Rock formations are something up Ross’s alley and I think Rachel would agree that’s not very sexy. However, some of these naturally formed geographical wonders can be both breathtaking and mind boggling. Here are 10 such incredible natural rock formations, the result of millions of years of nature’s talent and patience.
10. Tsingy de Bemaraha | Natural Rock Formations
Located close to the western coast of Madagascar, the Tsingy de Bemaraha reserve is a karstic landscape. Sharp limestone pinnacles called tsingy form this spectacular canyon of the Manambolo river; rolling hills cut through the tsingy creating a diverse landscape. Undisturbed forests, lakes and mangrove swamps of the national park are incredibly beautiful, as well as representing the habitat for rare and endangered lemurs and birds.
9. Shilin Stone Forest
Shilin, which means “Stone Forest” in Chinese, is a set of karst formations in Southwest China. The stones have risen from the earth similar to the way a stalagmite does in a cave. These stones are thought to be 270 million years old, part of an ancient ocean floor where the water flow created the majestic pinnacles. The stone forest receives over 2 million visitors a year, and it’s easy to see why.
8. White Desert
About 45 km north of the Farafra oasis in the vast Western Desert of Egypt sits the White Desert. It’s made of oddly shaped chalk formation, in clear contrast with the yellowish brown of the surrounding desert. The White Desert reminds us all of an Arctic landscape due to its soft chalk material, contoured by the elements into amazing shapes. A few of the shapes resemble marshmallows, camels, and mushrooms. Feel free to use your imagination.
7. Bryce Canyon National Park
Despite the name, Bryce Canyon National Park is actually not a canyon; this is a series of giant amphitheaters filled with colorful pinnacles. The natural rock formations were caused by wind and water erosion on limestone, while the colors of red, orange, and white offer a wonderful visual show to be enjoyed. The pinnacles are also known as hoodoos and reach up to 61 meters (200 feet) high.
6. Bungle Bungle Range
The Bungle Bungle Range is located in Purnululu National Park, Western Australia. The range rises up to 578 meters (1896 feet) above sea level and is comprised of distinctive sandstone domes striped with alternating orange and grey bands. This is possible due to differences in clay content and porosity of the sandstone layers. The orange bands are a thin layer of iron oxide while the grey banding is cyanobacteria which grows on the layers where moisture accumulates.
5. The Giant’s Causeway
Located on the Northeast coast of Ireland, The Giant’s Causeway is a spectacular rock formation consisting of basalt columns formed 50 to 60 million years ago. Looking like God had dropped His marsh-mellows into the ocean, this superb sight is the result of volcanic activity, which pushed the basalt through chalk as the columns shot in vertical direction. They cooled, they cracked and formed a hexagonal shape. Although the columns rise up to 12 meters (36 feet) high and are beautiful, there’s more than meets the eye; many of the columns have eroded until only the tops are visible.
4. Arches National Park
Another incredible places to visit is found in Utah. The Arches National Park is known for its inspiring natural arches. It seems salt beds deposited 300 million years ago from the receding ocean helped form the more than 2000 arches in the park. As the salt shifted, the rock layered on top began to move creating domes and fins.
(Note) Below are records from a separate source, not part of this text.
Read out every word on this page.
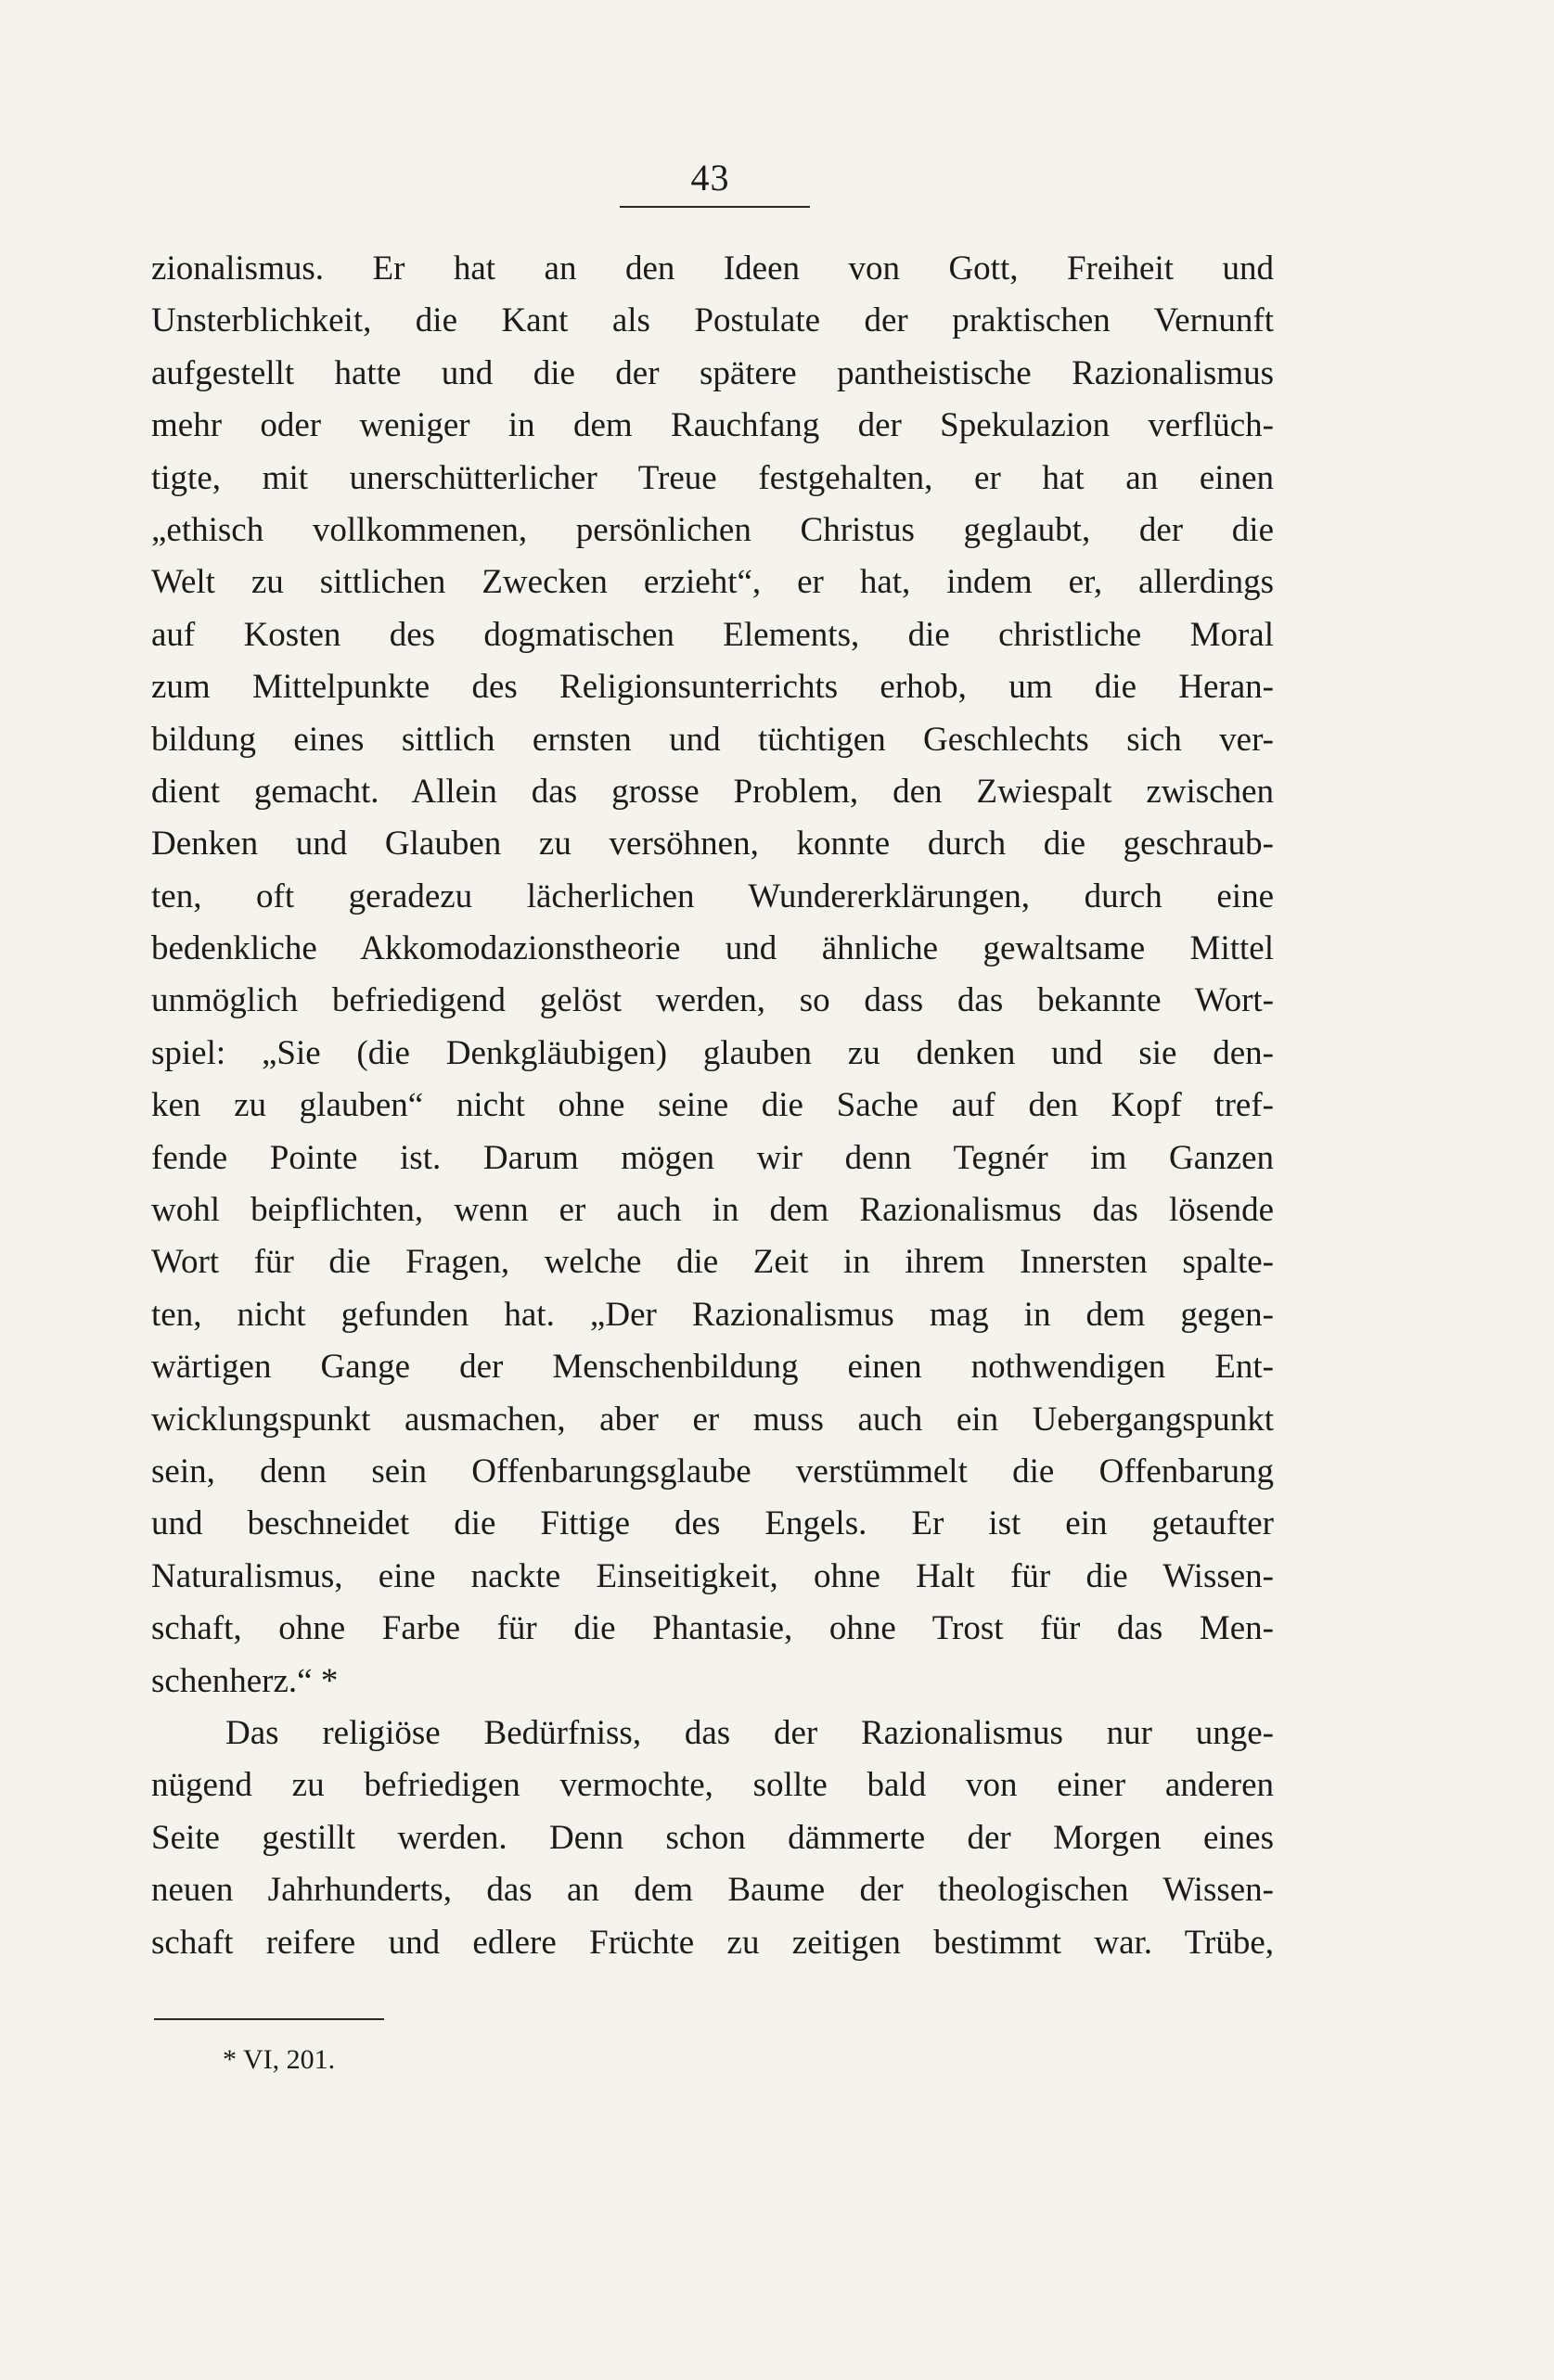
43
zionalismus. Er hat an den Ideen von Gott, Freiheit und
Unsterblichkeit, die Kant als Postulate der praktischen Vernunft
aufgestellt hatte und die der spätere pantheistische Razionalismus
mehr oder weniger in dem Rauchfang der Spekulazion verflüch-
tigte, mit unerschütterlicher Treue festgehalten, er hat an einen
„ethisch vollkommenen, persönlichen Christus geglaubt, der die
Welt zu sittlichen Zwecken erzieht“, er hat, indem er, allerdings
auf Kosten des dogmatischen Elements, die christliche Moral
zum Mittelpunkte des Religionsunterrichts erhob, um die Heran-
bildung eines sittlich ernsten und tüchtigen Geschlechts sich ver-
dient gemacht. Allein das grosse Problem, den Zwiespalt zwischen
Denken und Glauben zu versöhnen, konnte durch die geschraub-
ten, oft geradezu lächerlichen Wundererklärungen, durch eine
bedenkliche Akkomodazionstheorie und ähnliche gewaltsame Mittel
unmöglich befriedigend gelöst werden, so dass das bekannte Wort-
spiel: „Sie (die Denkgläubigen) glauben zu denken und sie den-
ken zu glauben“ nicht ohne seine die Sache auf den Kopf tref-
fende Pointe ist. Darum mögen wir denn Tegnér im Ganzen
wohl beipflichten, wenn er auch in dem Razionalismus das lösende
Wort für die Fragen, welche die Zeit in ihrem Innersten spalte-
ten, nicht gefunden hat. „Der Razionalismus mag in dem gegen-
wärtigen Gange der Menschenbildung einen nothwendigen Ent-
wicklungspunkt ausmachen, aber er muss auch ein Uebergangspunkt
sein, denn sein Offenbarungsglaube verstümmelt die Offenbarung
und beschneidet die Fittige des Engels. Er ist ein getaufter
Naturalismus, eine nackte Einseitigkeit, ohne Halt für die Wissen-
schaft, ohne Farbe für die Phantasie, ohne Trost für das Men-
schenherz.“ *
Das religiöse Bedürfniss, das der Razionalismus nur unge-
nügend zu befriedigen vermochte, sollte bald von einer anderen
Seite gestillt werden. Denn schon dämmerte der Morgen eines
neuen Jahrhunderts, das an dem Baume der theologischen Wissen-
schaft reifere und edlere Früchte zu zeitigen bestimmt war. Trübe,
* VI, 201.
Rain and ice found their way into crevices, eroding the top Entrada and Navajo sandstone.
3. Chocolate Hills
The Chocolate Hills are unusual geological formations that consists of at least 1,268 individual mounds scattered throughout the interior of the island of Bohol in the Philippines. No, taking a crack at them will not affect your diet, but the almost symmetrical and same-sized formations ranging from 30 to 50 meters (98 to 164 feet) high are quite beautiful; covered in green grass – which during the dry season the grass turns brow – no one knows how these giant mole hills were formed. One theory holds that the Chocolate Hills are the weathered rock formations of a kind of marine limestone on top of a impermeable layer of clay. Any ideas?
2. Monument Valley
A symbol of American West and cowboy movies, these up to 300 meter (1000 foot) sandstone buttes and mesas make up the Monument Valley. Located on the border of Utah and Arizona, the area has been the backdrop for numerous western movies, ranging from Stagecoach starring John Wayne to Back to the Future II. Technically it is not a valley, as you can see, but a wide flat landscape interrupted by the crumbling rock formations. The buttes are all that is left from the sandstone layers that once covered the entire region and have vivid red tones from the iron oxide.
1. Göreme Fairy Chimneys | Incredible Natural Rock Formations
Cappadocia is a region famous for its weird and wonderful natural rock formations and one of the top attractions in Turkey. The town of Göreme is the place to visit; located among a large number of tuff cones, termed fairy chimneys – the result of wind and water erosion of two different volcanic layers. – this is where you’ll get a first-hand look at these strange formations. Due to the ease of carving into the tuff, many of the fairy chimneys have been hollowed out over the centuries to create houses, churches and storage facilities.